Un altro fatto mi è venuto in mente mentre discutevamo. Stavo dicendo che forse è importante all'inizio fare shopping, ma penso che alla fine dobbiamo decidere. Questo fare shopping potrebbe durare molto a lungo, e anche questo non è molto salutare. Stavo pensando alla scuola di dialettica, l'Istituto di dialettica buddhista di Dharamsala. Questa è una scuola di dibattito all'interno della tradizione Ghelug. Quello che fanno è seguire tutta la formazione per il grado di ghesce ma alla fine, per un anno, frequentano le scuole di dibattito delle altre tradizioni tibetane. Quindi, non si tratta di studiarle prima tutte e poi scegliere – anche se forse è una buona idea vedere dove ci collochiamo, fare un po' di shopping e cosa ha più senso per noi – ma dopo esserci saldamente radicati in un punto di vista, imparare a conoscere gli altri.
Uno dei miei insegnanti, ghesce Ngauang Dhargyey, ha sottolineato questo punto criticando l’approccio occidentale: tendiamo a voler confrontare due cose che conosciamo molto bene e porta solo confusione. Possiamo confrontare due cose solo quando ne conosciamo molto bene una, e poi iniziamo a studiare qualcos'altro, e a quel punto dobbiamo conoscerlo abbastanza bene prima di poter fare un confronto davvero imparziale.
Quindi, è responsabilità dei centri farlo? In un mondo ideale, sì. Ma dobbiamo ammettere che non tutti gli insegnanti sono esseri illuminati e non tutti hanno la conoscenza necessaria per poter presentare il punto di vista di altre tradizioni buddhiste. C'è questa possessività in questi centri di Dharma, che potrebbe essere in parte motivata da considerazioni finanziarie: non vogliamo che le persone vadano in altri centri di Dharma; vogliamo che rimangano con noi e paghino in modo che possiamo pagare l'affitto e inviare denaro al nostro monastero (perché c'è una pressione enorme da parte dei monasteri in India se siamo monaci insegnanti).

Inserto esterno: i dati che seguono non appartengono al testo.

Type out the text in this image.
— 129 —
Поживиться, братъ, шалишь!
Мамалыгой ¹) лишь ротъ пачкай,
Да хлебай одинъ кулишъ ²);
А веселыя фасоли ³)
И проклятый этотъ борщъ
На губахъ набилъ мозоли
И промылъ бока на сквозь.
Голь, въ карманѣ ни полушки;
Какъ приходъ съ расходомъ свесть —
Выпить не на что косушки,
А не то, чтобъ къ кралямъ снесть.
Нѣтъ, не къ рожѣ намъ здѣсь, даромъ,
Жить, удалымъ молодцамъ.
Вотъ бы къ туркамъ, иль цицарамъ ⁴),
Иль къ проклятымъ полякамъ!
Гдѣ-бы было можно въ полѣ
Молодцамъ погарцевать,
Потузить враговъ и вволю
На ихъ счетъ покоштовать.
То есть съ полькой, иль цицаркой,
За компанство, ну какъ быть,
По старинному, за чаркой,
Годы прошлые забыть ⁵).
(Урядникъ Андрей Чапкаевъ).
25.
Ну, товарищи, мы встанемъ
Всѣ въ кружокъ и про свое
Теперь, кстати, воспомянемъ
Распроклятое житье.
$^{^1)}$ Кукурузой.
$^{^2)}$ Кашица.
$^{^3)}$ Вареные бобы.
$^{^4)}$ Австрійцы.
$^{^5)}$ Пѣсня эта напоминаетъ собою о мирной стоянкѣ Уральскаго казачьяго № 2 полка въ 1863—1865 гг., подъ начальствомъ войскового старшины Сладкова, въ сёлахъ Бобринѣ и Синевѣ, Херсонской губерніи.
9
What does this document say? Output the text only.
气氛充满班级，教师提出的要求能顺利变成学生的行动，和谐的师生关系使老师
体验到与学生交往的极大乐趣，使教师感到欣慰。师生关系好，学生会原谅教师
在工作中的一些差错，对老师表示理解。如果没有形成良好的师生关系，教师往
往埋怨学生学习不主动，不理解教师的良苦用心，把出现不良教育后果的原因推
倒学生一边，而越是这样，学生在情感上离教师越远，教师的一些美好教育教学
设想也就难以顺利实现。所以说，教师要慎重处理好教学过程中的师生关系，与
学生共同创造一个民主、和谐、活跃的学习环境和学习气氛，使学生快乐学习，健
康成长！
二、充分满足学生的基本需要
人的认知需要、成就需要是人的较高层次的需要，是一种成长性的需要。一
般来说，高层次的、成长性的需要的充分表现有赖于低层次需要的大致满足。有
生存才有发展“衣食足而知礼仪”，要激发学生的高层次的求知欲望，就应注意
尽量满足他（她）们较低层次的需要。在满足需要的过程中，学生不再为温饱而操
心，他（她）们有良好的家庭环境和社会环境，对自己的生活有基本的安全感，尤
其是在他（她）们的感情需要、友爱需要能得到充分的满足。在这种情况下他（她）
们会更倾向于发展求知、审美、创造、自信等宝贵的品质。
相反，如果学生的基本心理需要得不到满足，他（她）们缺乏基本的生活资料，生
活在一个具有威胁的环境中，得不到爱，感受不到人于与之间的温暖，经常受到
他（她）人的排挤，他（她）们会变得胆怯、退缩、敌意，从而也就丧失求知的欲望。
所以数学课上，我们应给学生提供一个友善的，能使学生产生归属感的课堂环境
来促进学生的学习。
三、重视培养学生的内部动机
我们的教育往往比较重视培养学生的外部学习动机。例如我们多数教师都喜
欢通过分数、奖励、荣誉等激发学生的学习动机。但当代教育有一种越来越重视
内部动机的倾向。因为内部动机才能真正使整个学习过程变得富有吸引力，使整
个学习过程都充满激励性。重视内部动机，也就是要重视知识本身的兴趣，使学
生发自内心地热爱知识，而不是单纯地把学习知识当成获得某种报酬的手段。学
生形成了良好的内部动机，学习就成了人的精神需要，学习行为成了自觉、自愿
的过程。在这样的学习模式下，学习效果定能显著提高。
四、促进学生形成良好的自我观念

Sì, sarebbe molto bello ricevere insegnamenti sulle altre tradizioni, e poi penso che il modello della scuola dialettica sia piuttosto valido. E’ il modello che Sua Santità ha scelto, e senza dubbio è molto saggio. Quindi, lo fanno alla fine dei loro studi. Ora, questo è molto difficile in un centro di Dharma perché le persone vanno e vengono. A volte abbiamo un corso prestabilito con frequenza dall'inizio alla fine, e loro lo garantiscono facendoci pagare tutto all'inizio, quindi ci sentiamo un po' stupidi se non andiamo perché abbiamo già pagato. Poi, come parte di quel corso, forse alla fine, potremmo introdurre alcune di queste altre visioni. Certamente, all'interno dei sistemi filosofici indiani c'è un innato aspetto settario nel Buddhismo. Che sia giusto o sbagliato, è un'altra questione, ma è lì. Tuttavia, non è necessario che l'atteggiamento sia disturbato.
Potremmo imparare a conoscere gli altri sistemi buddhisti anche attraverso un corso universitario. Ho studiato Buddhismo all'università: non c'era alcun giudizio su una tradizione come più autentica o più corretta di un'altra ma semplicemente una presentazione dei fatti. Quindi, potrebbe essere così. Diventa più complicato se siamo praticanti e pratichiamo uno di questi sistemi. Allora, come ho detto, abbiamo questi approcci esclusivisti, inclusivisti o pluralisti, e poi dobbiamo analizzare cosa lo rende settario all'interno di queste tre categorie.
Penso che un'educazione buddhista generale sia molto utile; generale all'inizio e più dettagliata alla fine quando saremo più avanzati e radicati in una tradizione, perché presentare troppe varianti di un unico punto alla volta è troppo confuso per la maggior parte delle persone.